Processo: 23/04254-9
Modalidade de apoio:Bolsas no Exterior - Estágio de Pesquisa - Doutorado
Vigência (Início): 01 de setembro de 2023
Vigência (Término): 31 de agosto de 2024
Área do conhecimento:Ciências Humanas - Sociologia - Outras Sociologias Específicas
Pesquisador responsável:Henrique José Domiciano Amorim
Beneficiário:Guilherme Henrique Guilherme
Supervisor: Alessandro Delfanti
Instituição Sede: Escola de Filosofia, Letras e Ciências Humanas (EFLCH).
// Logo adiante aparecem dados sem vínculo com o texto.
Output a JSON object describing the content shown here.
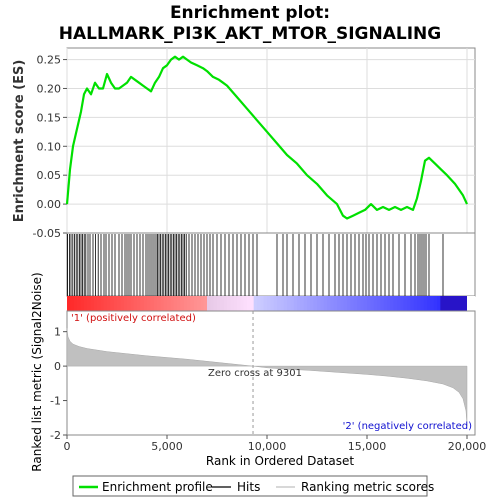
{
  "chart_data": {
    "type": "line",
    "title_line1": "Enrichment plot:",
    "title_line2": "HALLMARK_PI3K_AKT_MTOR_SIGNALING",
    "top_panel": {
      "ylabel": "Enrichment score (ES)",
      "ylim": [
        -0.05,
        0.27
      ],
      "yticks": [
        "0.25",
        "0.20",
        "0.15",
        "0.10",
        "0.05",
        "0.00",
        "-0.05"
      ],
      "ytick_values": [
        0.25,
        0.2,
        0.15,
        0.1,
        0.05,
        0.0,
        -0.05
      ],
      "series": [
        {
          "name": "Enrichment profile",
          "color": "#00e000",
          "x": [
            0,
            150,
            300,
            500,
            700,
            850,
            1000,
            1200,
            1400,
            1600,
            1800,
            2000,
            2200,
            2400,
            2600,
            2800,
            3000,
            3200,
            3400,
            3600,
            3800,
            4000,
            4200,
            4400,
            4600,
            4800,
            5000,
            5200,
            5400,
            5600,
            5800,
            6000,
            6200,
            6500,
            6800,
            7000,
            7300,
            7600,
            7800,
            8000,
            8500,
            9000,
            9500,
            10000,
            10500,
            11000,
            11500,
            12000,
            12500,
            13000,
            13500,
            13800,
            14000,
            14300,
            14600,
            14900,
            15200,
            15500,
            15800,
            16100,
            16400,
            16700,
            17000,
            17300,
            17500,
            17700,
            17900,
            18100,
            18400,
            18700,
            19000,
            19400,
            19800,
            20000
          ],
          "y": [
            0.0,
            0.06,
            0.1,
            0.13,
            0.16,
            0.19,
            0.2,
            0.19,
            0.21,
            0.2,
            0.2,
            0.225,
            0.21,
            0.2,
            0.2,
            0.205,
            0.21,
            0.22,
            0.215,
            0.21,
            0.205,
            0.2,
            0.195,
            0.21,
            0.22,
            0.235,
            0.24,
            0.25,
            0.255,
            0.25,
            0.255,
            0.25,
            0.245,
            0.24,
            0.235,
            0.23,
            0.22,
            0.215,
            0.21,
            0.205,
            0.185,
            0.165,
            0.145,
            0.125,
            0.105,
            0.085,
            0.07,
            0.05,
            0.035,
            0.015,
            0.0,
            -0.02,
            -0.025,
            -0.02,
            -0.015,
            -0.01,
            0.0,
            -0.01,
            -0.005,
            -0.01,
            -0.005,
            -0.01,
            -0.005,
            -0.01,
            0.01,
            0.04,
            0.075,
            0.08,
            0.07,
            0.06,
            0.05,
            0.035,
            0.015,
            0.0
          ]
        }
      ]
    },
    "hits": {
      "name": "Hits",
      "positions": [
        30,
        120,
        200,
        290,
        380,
        460,
        540,
        620,
        700,
        780,
        860,
        940,
        1050,
        1150,
        1300,
        1420,
        1560,
        1700,
        1850,
        1950,
        2100,
        2250,
        2400,
        2600,
        2750,
        2900,
        3000,
        3100,
        3200,
        3350,
        3500,
        3650,
        3800,
        3950,
        4050,
        4150,
        4250,
        4350,
        4450,
        4520,
        4600,
        4680,
        4760,
        4840,
        4920,
        5000,
        5080,
        5160,
        5240,
        5320,
        5400,
        5480,
        5560,
        5640,
        5720,
        5800,
        5880,
        5960,
        6100,
        6250,
        6400,
        6550,
        6700,
        6850,
        7000,
        7150,
        7300,
        7500,
        7700,
        7900,
        8100,
        8300,
        8500,
        8700,
        8900,
        9100,
        9300,
        9500,
        10500,
        10800,
        11000,
        11300,
        11600,
        11900,
        12200,
        12500,
        12800,
        13100,
        13400,
        13600,
        13800,
        14000,
        14200,
        14400,
        14600,
        14800,
        14950,
        15100,
        15300,
        15500,
        15700,
        15900,
        16100,
        16300,
        16600,
        16900,
        17200,
        17400,
        17550,
        17650,
        17750,
        17850,
        17950,
        18100,
        18800
      ]
    },
    "bottom_panel": {
      "ylabel": "Ranked list metric (Signal2Noise)",
      "ylim": [
        -2,
        1.6
      ],
      "yticks": [
        "1",
        "0",
        "-1",
        "-2"
      ],
      "ytick_values": [
        1,
        0,
        -1,
        -2
      ],
      "series": [
        {
          "name": "Ranking metric scores",
          "color": "#c0c0c0",
          "x": [
            0,
            50,
            150,
            300,
            600,
            1000,
            2000,
            3000,
            4000,
            5000,
            6000,
            7000,
            8000,
            9301,
            10000,
            11000,
            12000,
            13000,
            14000,
            15000,
            16000,
            17000,
            18000,
            18800,
            19300,
            19600,
            19800,
            19950,
            20000
          ],
          "y": [
            1.1,
            0.85,
            0.72,
            0.64,
            0.57,
            0.51,
            0.42,
            0.36,
            0.3,
            0.25,
            0.2,
            0.14,
            0.08,
            0.0,
            -0.05,
            -0.09,
            -0.12,
            -0.16,
            -0.2,
            -0.24,
            -0.29,
            -0.35,
            -0.43,
            -0.52,
            -0.63,
            -0.76,
            -0.95,
            -1.3,
            -1.75
          ]
        }
      ],
      "zero_cross_label": "Zero cross at 9301",
      "zero_cross_value": 9301,
      "pos_label": "'1' (positively correlated)",
      "neg_label": "'2' (negatively correlated)"
    },
    "xlabel": "Rank in Ordered Dataset",
    "xlim": [
      0,
      20400
    ],
    "xticks": [
      "0",
      "5,000",
      "10,000",
      "15,000",
      "20,000"
    ],
    "xtick_values": [
      0,
      5000,
      10000,
      15000,
      20000
    ],
    "legend": {
      "placement": "bottom",
      "items": [
        {
          "label": "Enrichment profile",
          "color": "#00e000"
        },
        {
          "label": "Hits",
          "color": "#000000"
        },
        {
          "label": "Ranking metric scores",
          "color": "#c0c0c0"
        }
      ]
    },
    "colors": {
      "profile": "#00e000",
      "positive": "#e02020",
      "negative": "#2020e0",
      "metric_fill": "#c0c0c0"
    }
  }
}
Universidade Federal de São Paulo (UNIFESP). Campus Guarulhos. Guarulhos , SP, Brasil
Local de pesquisa: University of Toronto (U of T), Canadá  
Vinculado à bolsa:20/15078-9 - Entre a fábrica de software e a plataforma digital: as condições de trabalho dos programadores de software, BP.DR
Assunto(s):Sociologia do trabalho   Desenvolvimento de software   Plataforma (computação)   Plataformas digitais   Trabalhadores de plataformas digitais
Palavra(s)-Chave do Pesquisador:Desenvolvimento de Softwares | gerência algorítmica | pesquisa no exterior | Plataformização do Trabalho | trabalho digital | Uberização do trabalho | Sociologia do Trabalho

Resumo

Esta pesquisa desenvolve um estudo acerca do trabalho dos programadores de software traçando um comparativo entre os que trabalham dentro de empresas "tradicionais" produtoras de software e os que programam a partir de plataformas digitais. Partindo desta perspectiva, estamos analisando as formas de exploração, controle e monitoramento do trabalho digital e dos programadores de software na atualidade. Por um lado, discutimos como formas de organização baseadas no toyotismo operam dentro de empresas de software e quais as possibilidades de subordinação desta força de trabalho por meio destas metodologias. Por outro lado, estamos analisando as plataformas digitais, questionando esta nova forma de organizar e gerenciar o trabalho que representa, ainda, o avanço da valorização do capital para novas fronteiras. Debatemos até que ponto o trabalho de programação e desenvolvimento de software pode ser gerido por meio destas plataformas e quais são as tendências deste trabalho, buscando responder às questões: 1) é possível que este trabalho informacional, à primeira vista criativo, tenha suas características apropriadas pela gerência do trabalho, por meio das metodologias ágeis, se tornando um trabalho repetitivo e substituível? 2) quais são as tendências à plataformização deste trabalho? 3) Esta pode se tornar a maneira predominante de organização deste tipo de produção e de trabalho ou, ao menos, uma maneira que tenha uma incidência relevante? 4) como pensar a tendência ao trabalho por demanda via plataformas no mundo desenvolvido, em uma categoria profissional geralmente aceita como qualificada e bem remunerada? Os elementos que estruturam o trabalho na periferia - a informalidade, a falta de direitos - tendem a se generalizar inclusive para os países mais ricos? Ou teriam esses processos de informalização conteúdos diferentes? Para nos auxiliar a responder essas perguntas, pretendemos, no estágio BEPE, realizar uma discussão bibliográfica mais aprofundada com os pesquisadores da Universidade de Toronto e, ainda, realizar campo no terceiro maior polo de tecnologia da América do Norte, onde despontam também diversas plataformas com tarefas de trabalho para desenvolvedores de softwares. (AU)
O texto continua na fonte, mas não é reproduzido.